Clinical Professor of Law and the Director of Policy Initiatives for the Samuelson Law, Technology & Public Policy Clinic Urban’s work considers how the legal, private-ordering, and social systems that govern technology interact with values such as free expression, access to knowledge, freedom to create or innovate, and privacy. With Joe Karaganis, Professor Urban conceived and directs The Takedown Project, a consortium of scholars studying takedown regimes around the world. Her recent research of the DMCA notice-and-takedown system with Karaganis and Brianna L. Schofield reveals notice-and-takedown’s importance to copyright holders, online service providers, and the online ecosystem, along with some weaknesses.
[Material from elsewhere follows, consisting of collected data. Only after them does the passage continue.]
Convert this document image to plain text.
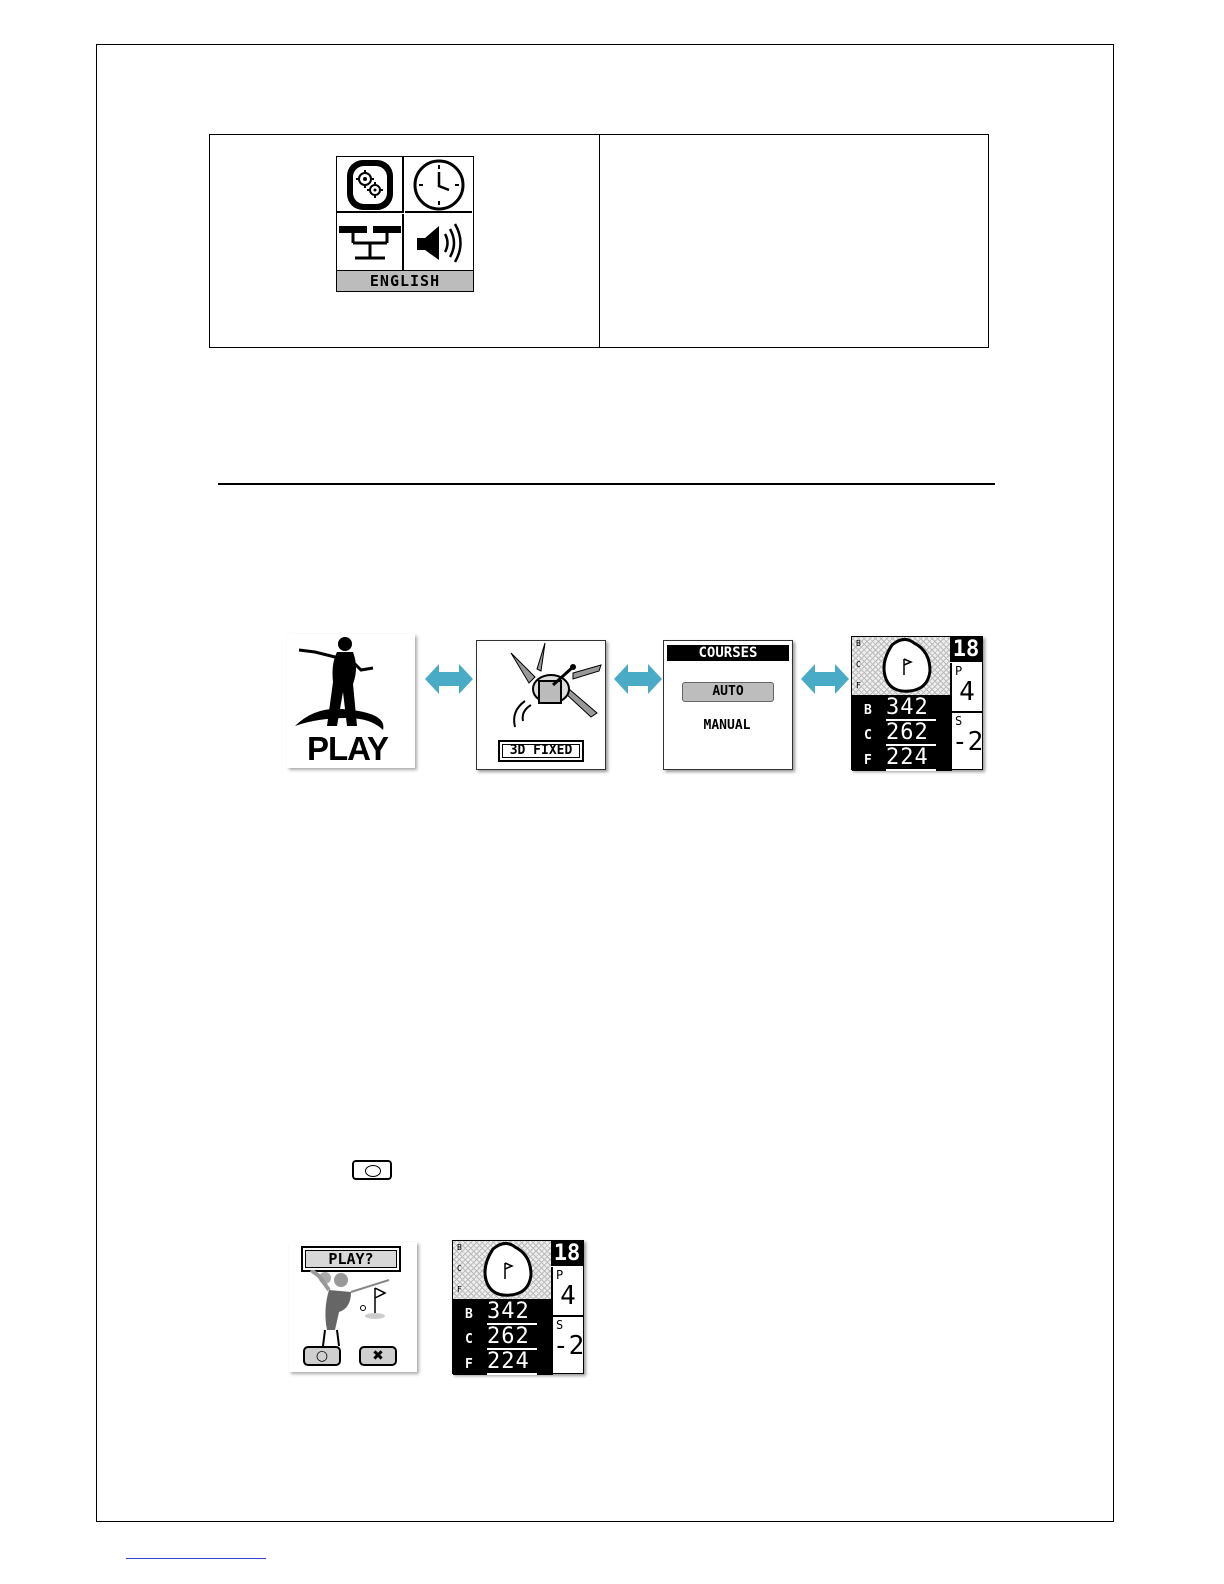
ENGLISH
PLAY	3D FIXED
COURSES
AUTO
MANUAL
B
C
F
18
P
4
S
-2
B 342
C 262
F 224
PLAY?
○	✖
B
C
F
18
P
4
S
-2
B 342
C 262
F 224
Professor Urban’s recent paper with Mark Lemley shows that judges with more experience handling patent cases are more likely to rule for defendants.

Molly Shaffer Van Houweling

Harold C. Hohbach Distinguished Professor of Patent Law and IP and Associate Dean for J.D. Curriculum and Teaching Van Houweling’s teaching portfolio includes intellectual property, basic property law, and food law and policy. Much of Professor Van Houweling’s research focuses on copyright law’s implications for new information technologies (and vice versa). She often explores this and other intellectual property issues using theoretical and doctrinal tools borrowed from the law of tangible property. Professor Van Houweling is an Associate Reporter on the American Law Institute’s Restatement of the Law, Copyright, and an Adviser to the Restatement of the Law Fourth, Property. She is a member of the Board of Directors of the Authors Alliance and Chair of the Board of Creative Commons.

Rebecca Wexler

Assistant Professor of Law

Wexler focuses on evidence law, criminal procedure, privacy, and intellectual property protections surrounding new datadriven criminal justice technologies. Before joining Berkeley Law, Professor Wexler clerked for Judge Pierre N. Leval of the United States Court of Appeals for the Second Circuit and Judge Katherine Polk Failla of the United States District Court for the Southern District of New York. She worked as a Yale Public Interest Fellow at The Legal Aid Society’s criminal defense practice and as a Lawyer-in-Residence at The Data and Society Research Institute.